FIG. 1 exemplarily describes a storage array 100 with a conventional architecture, and most storage devices in markets use such an architecture, which is typical.
Specifically, the storage array 100 shown in FIG. 1 is a typical storage array of multiple controllers, where the storage array 100 includes an interconnect exchange network 101 and multiple controllers 105 (105-1, 105-2, . . . , 105-n), and the foregoing multiple controllers 105 (105-1, 105-2, . . . , 105-n) are connected by using the interconnection exchange network 101. The controllers each are configured with processors (CPU) (103-1, 103-2, . . . , 103-n) and front-end and back-end interfaces according to a service requirement. Typically, for example, a Fibre Channel FC interface or an Internet small computer system interface iSCSI (102-1, 102-2, . . . , 102-n) is used as a front-end interface to connect to a host device (a peripheral). Typically, for example, a serial attached SCSI (SAS) interface is used as a back-end interface to connect to a storage medium, where the storage medium may be, for example, an HDD or an SSD.
In the architecture shown in FIG. 1, when an operation corresponding to a data request received by a front-end interface chip 102-1 in a controller 1 is performed on an HDD/SSD connected to a controller 2, the controller 1 needs to forward the received data request to the controller 2 by using a network.
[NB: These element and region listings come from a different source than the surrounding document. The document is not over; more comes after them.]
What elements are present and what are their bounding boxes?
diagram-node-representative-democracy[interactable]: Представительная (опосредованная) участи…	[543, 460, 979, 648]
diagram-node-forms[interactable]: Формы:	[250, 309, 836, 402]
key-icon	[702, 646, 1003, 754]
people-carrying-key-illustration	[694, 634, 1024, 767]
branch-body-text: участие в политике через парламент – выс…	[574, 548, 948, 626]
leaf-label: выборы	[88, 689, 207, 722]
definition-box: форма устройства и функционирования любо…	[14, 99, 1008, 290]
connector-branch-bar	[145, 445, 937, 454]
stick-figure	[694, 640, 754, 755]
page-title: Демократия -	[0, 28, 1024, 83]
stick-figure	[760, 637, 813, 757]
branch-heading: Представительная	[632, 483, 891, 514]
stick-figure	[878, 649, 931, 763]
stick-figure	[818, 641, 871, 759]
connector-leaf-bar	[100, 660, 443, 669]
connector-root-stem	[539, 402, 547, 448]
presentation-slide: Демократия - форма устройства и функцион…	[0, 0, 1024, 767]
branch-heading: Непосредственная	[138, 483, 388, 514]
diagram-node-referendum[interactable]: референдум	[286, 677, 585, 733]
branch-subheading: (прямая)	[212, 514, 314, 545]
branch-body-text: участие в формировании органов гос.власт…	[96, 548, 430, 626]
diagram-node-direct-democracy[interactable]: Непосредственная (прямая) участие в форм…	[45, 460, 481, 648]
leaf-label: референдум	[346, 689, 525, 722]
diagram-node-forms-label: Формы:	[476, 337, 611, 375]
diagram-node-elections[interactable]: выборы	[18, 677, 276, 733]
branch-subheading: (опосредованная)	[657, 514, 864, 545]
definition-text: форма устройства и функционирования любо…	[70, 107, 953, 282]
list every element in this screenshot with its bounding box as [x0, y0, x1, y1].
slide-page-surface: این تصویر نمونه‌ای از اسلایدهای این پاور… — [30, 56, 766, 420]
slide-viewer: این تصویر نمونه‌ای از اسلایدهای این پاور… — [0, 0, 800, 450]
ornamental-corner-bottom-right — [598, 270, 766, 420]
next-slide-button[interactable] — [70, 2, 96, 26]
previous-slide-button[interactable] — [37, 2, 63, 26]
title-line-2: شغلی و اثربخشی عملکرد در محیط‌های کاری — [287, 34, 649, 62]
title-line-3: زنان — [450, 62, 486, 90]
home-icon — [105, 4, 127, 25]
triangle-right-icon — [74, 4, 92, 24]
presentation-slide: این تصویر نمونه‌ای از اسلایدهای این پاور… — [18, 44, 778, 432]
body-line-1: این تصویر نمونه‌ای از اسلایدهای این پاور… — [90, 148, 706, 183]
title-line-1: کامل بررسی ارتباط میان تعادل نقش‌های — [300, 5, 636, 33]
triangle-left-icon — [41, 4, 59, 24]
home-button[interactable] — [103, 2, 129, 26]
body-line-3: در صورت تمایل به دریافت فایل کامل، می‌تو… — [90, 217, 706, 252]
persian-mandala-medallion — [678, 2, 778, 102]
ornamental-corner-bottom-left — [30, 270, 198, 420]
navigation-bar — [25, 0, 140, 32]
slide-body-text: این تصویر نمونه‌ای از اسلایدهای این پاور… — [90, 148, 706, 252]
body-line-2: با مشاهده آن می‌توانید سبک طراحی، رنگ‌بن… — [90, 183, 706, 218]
In such a running manner, a delay of data transmission is not only increased, but also load on the controller 1 is increased, thereby reducing a processing capability of the whole system.
Likewise, in this architecture, once a controller becomes faulty, a system host needs to perform storage access in manners of, for example, using a redundant interface channel or cooperating multipath software.